Ma quando il pettegolezzo prende piede e coinvolge anche i mezzi di
comunicazione di massa, le sue dimensioni generano un fenomeno che necessita
l’approfondimento di altri studi più specifici.
Park (1925) fu tra i primi sociologi a studiare i mezzi di comunicazione di
massa. Egli osservò che una delle funzioni della comunicazione è quella di integrare
i gruppi nello spazio e nel tempo e che nella società moderna i mass media sono
strumenti di integrazione sociale: aiutano i “nuovi arrivati” ad entrare nella società,
ma sono anche dei mezzi che permettono ai gruppi di riflettere su loro stessi. Il
giornale, in particolare, svolge una funzione di diffusione dell’informazione, di
formazione di opinioni pubbliche e di controllo sociale. Quest’ultima funzione si
riferisce soprattutto ai giornali locali. In questa stessa direzione il pettegolezzo è un
tipo di comunicazione molto particolare che soddisfa la curiosità verso il prossimo e
controlla la società. Ora, applicando al pettegolezzo i canali della comunicazione di
massa, ne risulta un mix esplosivo: abbattendo i confini di spazio e tempo, il
pettegolezzo rischia di controllare una grande parte dell’umanità
19
.
Diversi, seppure simili in molti aspetti, risultano gli studi relativi alle dicerie e alle
leggende metropolitane. In questo caso il pettegolezzo è da considerare un vero e
proprio fenomeno sociale, che non coinvolge più solo i membri di un gruppo ristretto
di persone, ma che si propaga sia livello geografico che temporale secondo
dinamiche ancora oggi poco chiare.
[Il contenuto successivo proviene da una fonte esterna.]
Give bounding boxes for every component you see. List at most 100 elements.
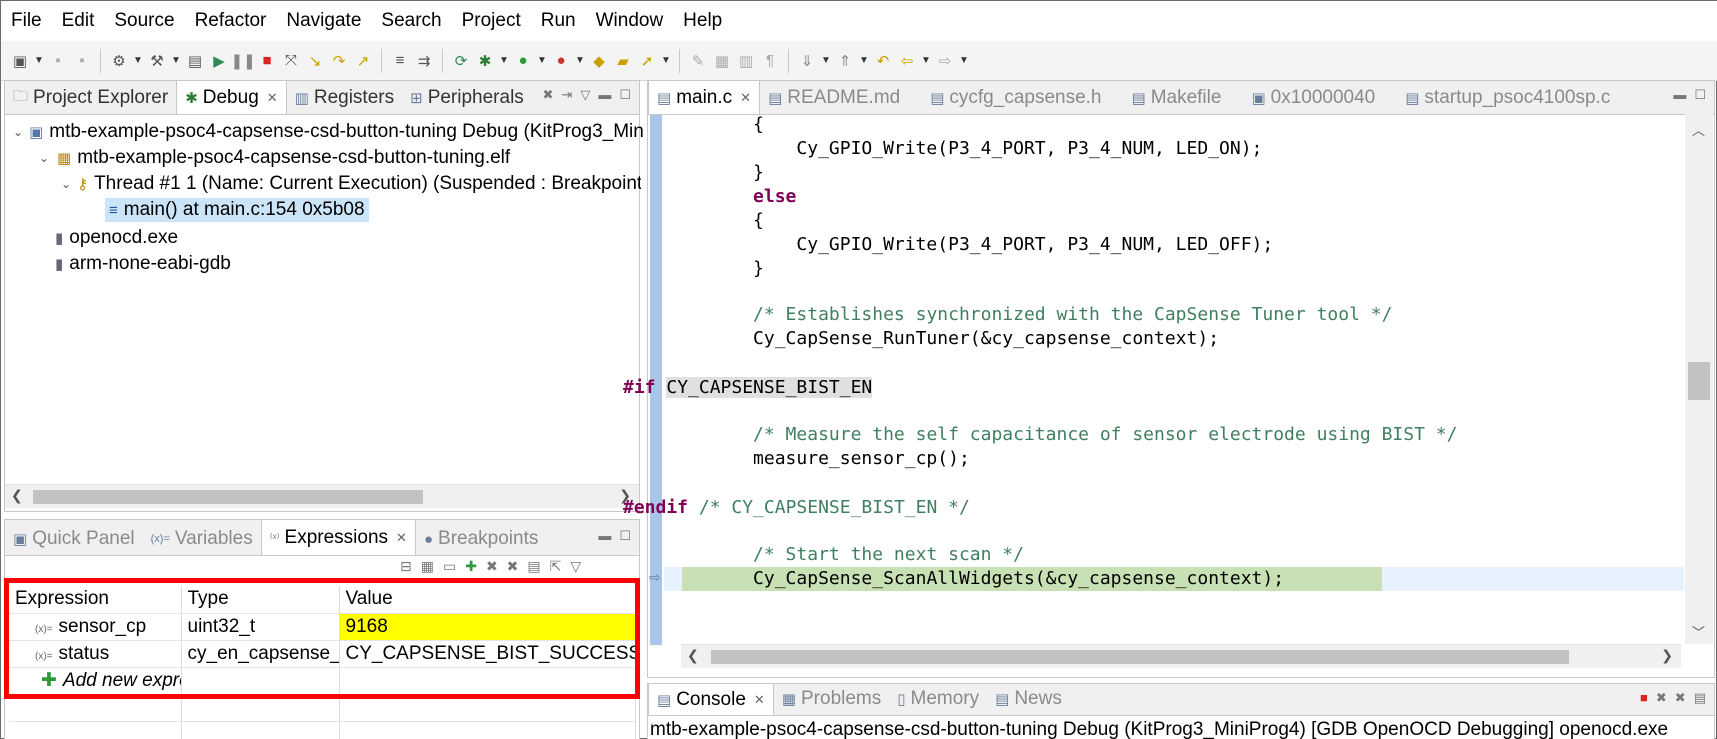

Tuttavia molti sociologi hanno cercato di fornire
spiegazioni più o meno soddisfacenti.
I primi tra i più importanti studi sui “rumori” si collocano principalmente negli
Stati Uniti alla fine della seconda guerra mondiale.
19
Innumerevoli altri teorici, soprattutto recenti, trattano del cosiddetto gossip mediatico: basti pensare al provato e sempre
crescente interesse per la vita privata dei vip nei notiziari, alla continua domanda e offerta dei reality show in televisione, alle
dinamiche di intrusione di internet e a tutti i fenomeni scatenati da questo tipo di comunicazione. Ma mi limito ad accennare
solo Park, sia perché è il più rappresentativo, sia perché non intendo approfondire ulteriormente quest’aspetto nel mio
studio, che diventerebbe altrimenti troppo dispersivo.